Any processing, whatever the legal basis on which it is carried out (legitimate interest or consent), must be transparent to the data subject. This is also a requirement of Article 12 of the GDPR, which prescribes that data subjects be explicitly provided with information about the processing of their personal information in a timely, comprehensible, and easily accessible form. In the case of the data processing carried out by OpenAI for the purpose of training chatbots, the individuals concerned are not informed in a timely manner, and in practice not at all.

 

 

(c) Quality of the Data Processed

 

 

As alluded to, the regulatory challenges for large language models such as ChatGPT also include the “quality” (their veracity, accuracy and reliability) of the processed data that is uncontrollably accessed from the Internet. 

 

 

Because of the particularities of the learning process itself, the sources from which personal data is “downloaded”, each of the major language models is prone to “hallucinate”, i.e. make up facts or get confused when verifying certain facts. However, this phenomenon poses risks in terms of applicable law, insofar as it is possible to misrepresent a person when requesting a biographical reference within a ChatGPT chat, for example, without the person having previously posted details about themselves in the space. This is also the case of the Australian mayor, which gave rise to the first defamation lawsuit against OpenAI. Although related to the use of other AI-based software, there was also a similar incident recently in Spain, in which untrue nude photos of minors were generated.

 

 

 

It is a violation of applicable law for data to be inaccurately maintained, much more to be misleading or even to contain a defamatory statement about the person.
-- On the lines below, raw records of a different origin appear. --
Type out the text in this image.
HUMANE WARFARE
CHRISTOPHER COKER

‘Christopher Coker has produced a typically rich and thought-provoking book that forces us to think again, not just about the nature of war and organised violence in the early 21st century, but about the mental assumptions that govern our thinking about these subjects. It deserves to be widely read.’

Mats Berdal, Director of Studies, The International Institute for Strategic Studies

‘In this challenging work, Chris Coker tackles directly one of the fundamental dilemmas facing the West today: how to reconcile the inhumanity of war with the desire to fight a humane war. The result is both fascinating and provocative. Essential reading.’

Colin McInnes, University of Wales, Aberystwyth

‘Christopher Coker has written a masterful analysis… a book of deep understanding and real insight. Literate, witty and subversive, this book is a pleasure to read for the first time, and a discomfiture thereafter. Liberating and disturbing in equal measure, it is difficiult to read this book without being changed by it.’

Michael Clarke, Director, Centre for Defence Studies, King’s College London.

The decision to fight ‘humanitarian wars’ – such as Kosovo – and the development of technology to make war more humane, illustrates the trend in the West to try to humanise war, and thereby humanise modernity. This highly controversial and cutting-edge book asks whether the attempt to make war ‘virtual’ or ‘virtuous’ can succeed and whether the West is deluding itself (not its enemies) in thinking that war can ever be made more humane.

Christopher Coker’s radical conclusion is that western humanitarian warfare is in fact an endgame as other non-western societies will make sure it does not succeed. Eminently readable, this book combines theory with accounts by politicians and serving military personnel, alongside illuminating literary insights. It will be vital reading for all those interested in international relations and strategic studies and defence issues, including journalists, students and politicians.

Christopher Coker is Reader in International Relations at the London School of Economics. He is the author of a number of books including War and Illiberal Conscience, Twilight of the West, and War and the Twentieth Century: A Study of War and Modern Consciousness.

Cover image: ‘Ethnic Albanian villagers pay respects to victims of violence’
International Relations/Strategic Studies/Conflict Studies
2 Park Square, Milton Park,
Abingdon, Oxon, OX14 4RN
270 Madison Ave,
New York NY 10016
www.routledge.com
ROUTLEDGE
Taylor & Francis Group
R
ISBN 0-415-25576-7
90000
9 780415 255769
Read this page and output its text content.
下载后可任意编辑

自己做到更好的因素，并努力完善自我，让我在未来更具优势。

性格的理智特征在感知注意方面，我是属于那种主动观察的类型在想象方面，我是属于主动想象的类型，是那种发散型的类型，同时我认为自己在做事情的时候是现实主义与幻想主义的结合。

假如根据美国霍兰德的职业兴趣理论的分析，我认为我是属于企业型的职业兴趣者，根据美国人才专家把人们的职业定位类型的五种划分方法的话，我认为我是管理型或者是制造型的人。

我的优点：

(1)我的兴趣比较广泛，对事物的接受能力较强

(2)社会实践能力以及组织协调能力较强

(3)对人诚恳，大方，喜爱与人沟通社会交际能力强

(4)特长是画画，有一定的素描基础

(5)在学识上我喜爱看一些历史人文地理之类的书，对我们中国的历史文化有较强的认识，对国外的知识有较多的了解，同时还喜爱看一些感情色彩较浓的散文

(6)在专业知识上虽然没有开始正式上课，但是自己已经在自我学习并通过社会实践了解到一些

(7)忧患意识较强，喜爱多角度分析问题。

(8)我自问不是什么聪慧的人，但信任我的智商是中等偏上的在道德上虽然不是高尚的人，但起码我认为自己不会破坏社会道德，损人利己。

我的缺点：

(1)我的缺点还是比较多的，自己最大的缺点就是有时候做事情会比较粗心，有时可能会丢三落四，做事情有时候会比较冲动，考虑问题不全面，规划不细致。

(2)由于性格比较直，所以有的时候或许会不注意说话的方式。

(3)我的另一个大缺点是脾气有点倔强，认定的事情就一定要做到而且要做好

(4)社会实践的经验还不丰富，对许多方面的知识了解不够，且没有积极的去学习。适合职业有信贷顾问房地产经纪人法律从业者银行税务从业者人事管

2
Moreover, the GDPR obliges data controllers to take active steps, to the extent feasible, to keep data as up-to-date and accurate as possible. Indeed, at this point, OpenAI provides its users with the possibility, through a separate form that is available on the organization’s website, to request the correction of inaccurate personal data about them, but this circumstance does not inherently exempt the controller from liability in the event that it is proven that this personal data was collected inaccurately in the first place or that the chatbot generated it inaccurately due to a mistake. Moreover, it is technologically difficult, if not impossible, to remove information that has already been published on the Internet.

 

 

 

3. Conclusion and Recommendations for Organizations Using Large Language Models

 

 

In a rapidly evolving world, it is inevitable to end up using artificial intelligence given its expected benefit to society. However, because of the rigorous regulatory measures of data protection authorities, ChatGPT should be used with caution, especially until its security has been established unanimously at the European level. In this regard, it is advisable that when information is submitted for use by ChatGPT or other language models, personal data to be always deleted (names, unique identifiers, addresses, and other circumstances of a nature to identify individuals), respectively to use the tools to object to the processing of data and limit the storage of information from previous chat correspondence. In addition to personal data, companies should also carefully monitor whether their employees are providing information to ChatGPT (usually for the purpose of preparing a work memo, presentation summary, or project email) that may contain trade secrets, know-how, and other more sensitive copyrighted information. 

 

 

Otherwise, this information is likely to “leak” at some later point, incidentally or not, in the form of a text response generated by ChatGPT, improperly revealing data about a company, its employees (data subjects), which could be linked to both a violation of the GDPR and the occurrence of damages.